El comando anterior nos guardará los bloques no asignados en el grupo de bloqes 25 en un fichero llamado /mnt/unalloc.dat . Asegurese que este fichero esté en un sistema de ficheros diferente ya que de otro modo podría acabar sobreescribiendo su fichero eliminado.

Ahora podemos ejecutar la herramienta foremost sobre los datos no asignados. foremost puede recuperar sólo tipos de ficheros para los que se haya configurado. Si foremost no tiene la firma de cabecera para el tipo del fichero eliminado, deberá examinar algunos ficheros similar y personalizar el fichero de configuración. Podemos ejecutarlo del siguiente modo:

 # foremost -d -i /mnt/unalloc.dat -o /mnt/output/ 

La opción -d intentará detectar que bloques son indirectos y no los incluirá en el fichero final. El directorio /mnt/output contendrá los ficheros que hayan podido ser recuperados. Si su fichero no está ahí, puede expandir su búsqueda a todos los bloques no asignados en el sistema de ficheros en lugar de sólo a los bloques del grupo.

Recuperación basada en journal

El segundo método para tratar de recuperar ficheros es usar el journal. Ya hemos visto que las actualizaciones de inodos se guardan primero en el journal, pero el concepto importante es que el bloque entero en el que el inodo está ubicado es guardado en el journal. Por tanto, cuando un inodo es actualizado, el journal contendrá copias de otros inodos almacenados en el mismo bloque. Versiones anteriores del inodo de nuestro fichero elimiando pueden existir en el journal porque otro fichero fuera actualizado antes del borrado.

La maner más fácil de buscar versiones anteriores del inodo es usando el comando logdump -i en debugfs:

 debugfs:  logdump -i <415926>
 Inode 415926 is at group 25, block 819426, offset 2688
 Journal starts at block 1, transaction 104588
 FS block 819426 logged at sequence 104940, journal block 2687
 (inode block for inode 415926):
 Inode: 415926   Type: regular        Mode:  0664   Flags: 0x0
 User:   500   Group:   500   Size: 2048000
 [...]
 Blocks:  (0+12): 843274 (IND): 843286
 [...] 

En este caso, podemos encontrar una copia previa del inodo y los bloques del contenido del fichero están listados en la última línea.
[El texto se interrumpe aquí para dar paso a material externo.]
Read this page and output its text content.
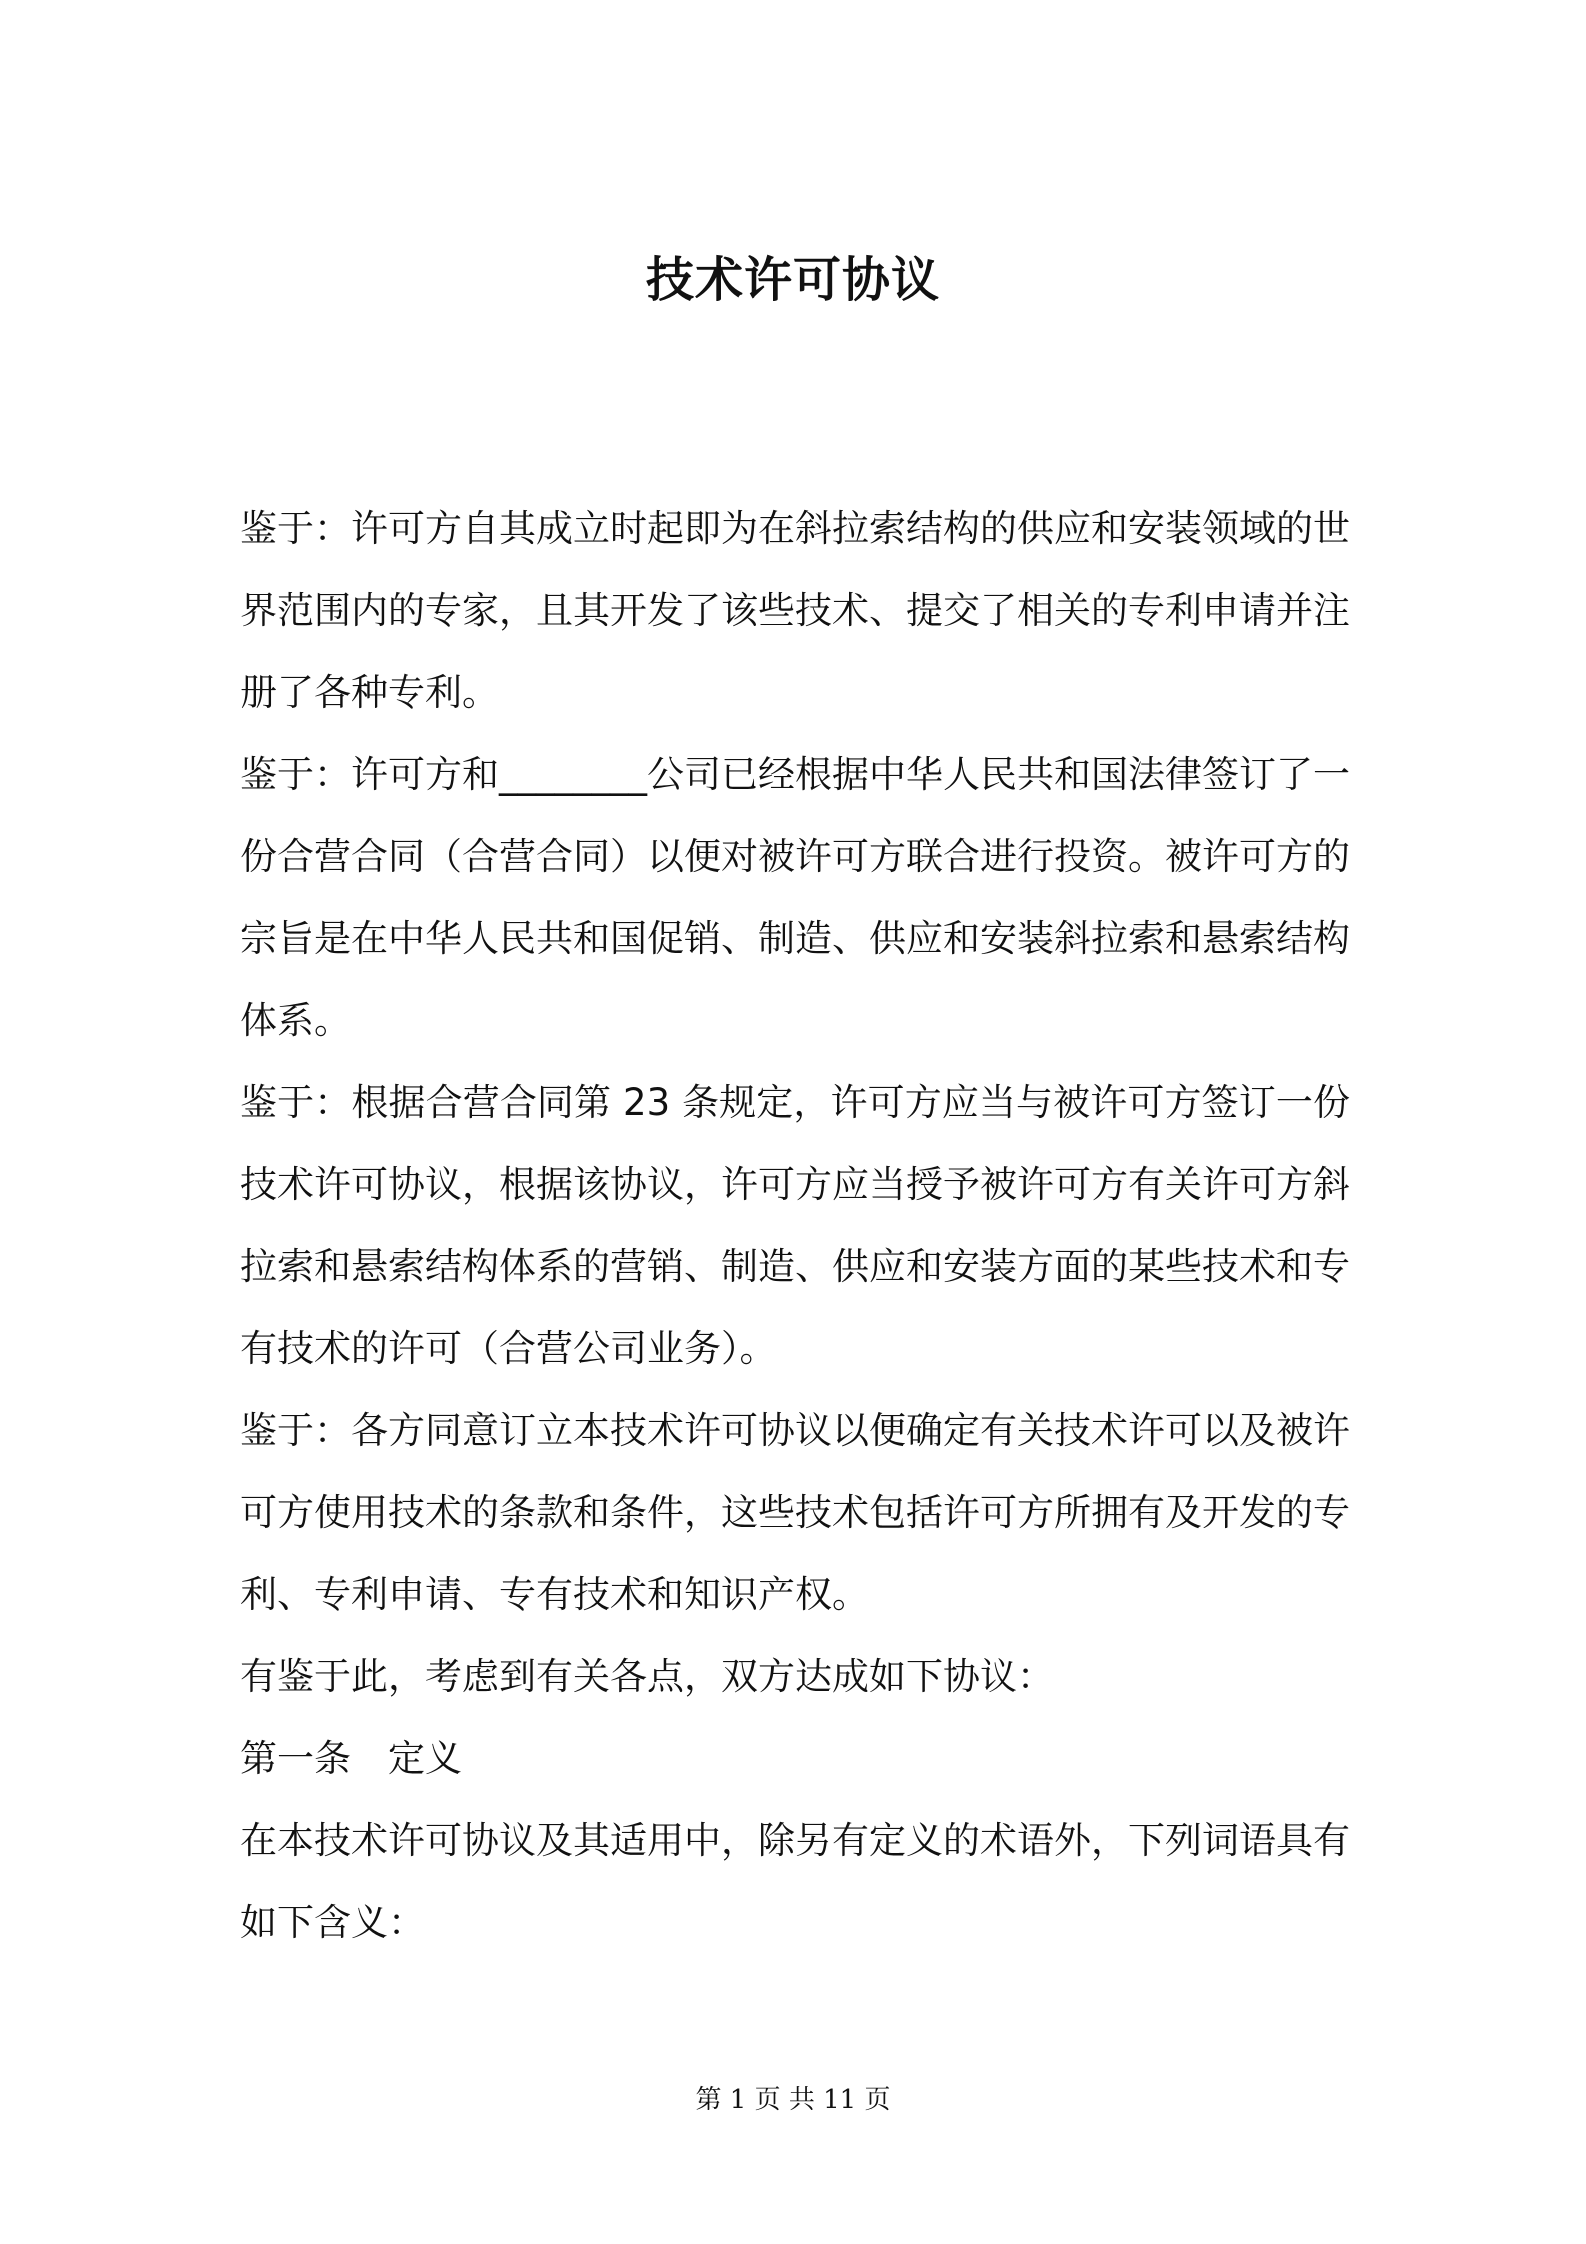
技术许可协议

鉴于：许可方自其成立时起即为在斜拉索结构的供应和安装领域的世界范围内的专家，且其开发了该些技术、提交了相关的专利申请并注册了各种专利。

鉴于：许可方和________公司已经根据中华人民共和国法律签订了一份合营合同（合营合同）以便对被许可方联合进行投资。被许可方的宗旨是在中华人民共和国促销、制造、供应和安装斜拉索和悬索结构体系。

鉴于：根据合营合同第 23 条规定，许可方应当与被许可方签订一份技术许可协议，根据该协议，许可方应当授予被许可方有关许可方斜拉索和悬索结构体系的营销、制造、供应和安装方面的某些技术和专有技术的许可（合营公司业务）。

鉴于：各方同意订立本技术许可协议以便确定有关技术许可以及被许可方使用技术的条款和条件，这些技术包括许可方所拥有及开发的专利、专利申请、专有技术和知识产权。

有鉴于此，考虑到有关各点，双方达成如下协议：

第一条　定义

在本技术许可协议及其适用中，除另有定义的术语外，下列词语具有如下含义：

第 1 页 共 11 页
La última línea muestra que el primer bloque del fichero es 843,274 y los siguientes 12 bloques en el sistema de ficheros son los siguientes 12 bloques del fichero. El fichero es grande y necesita un bloque indirecto, que está localizado en el bloque 843,286. Hasta aquí, todos los bloques son consecutivos y no había fragmentación. El bloque 843,286 contiene el resto de direcciones de bloques, así que podríamos buscar en una versión anterior para descubrir donde está ubicado el resto del fichero. Podemos ver si hay una copia en el journal usando logdump -b:

 debugfs:  logdump -b 843286 -c 

Desafortunadamente, no encontramos una copia del bloque que contiene la lista original de punteros de bloque así que, si queremos recuperar el fichero deberemos asumir que el resto del contenido del fichero está guardado en el bloque 843,287 y siguientes. Una aproximación más avanzada podría también considerar qué bloques están actualmente asignados y saltarnoslos. Los datos pueden ser extraidos con herramientas tales como dd o Linux Disk Editor. El journal puede ser consultado también usando las herramientas jls y jcat de TSK.

Conclusión

La recuperación de ficheros con EXT3 no es una tema trivial, lo que refuerza el concepto de la importancia de hacer copias de seguridad de los ficheros. Si el fichero no estaba fragmentado, la búsqueda de su firma de cabecera puede ser útil, pero la herramienta necesita saber ignorar los bloques indirectos y donde parar de copiar (no todos los ficheros tienen una marca de final de fichero). Restringiendo la búsqueda al grupo de bloques local puede ahorrar mucho tiempo. El journal puede ser útil si los ficheros cerca del fichero eliminado han sido reciéntemente actualizados y por tanto existe una versión previa del inodo, pero esto no está siempre garantizado y el bloque indirecto del fichero puede no existir.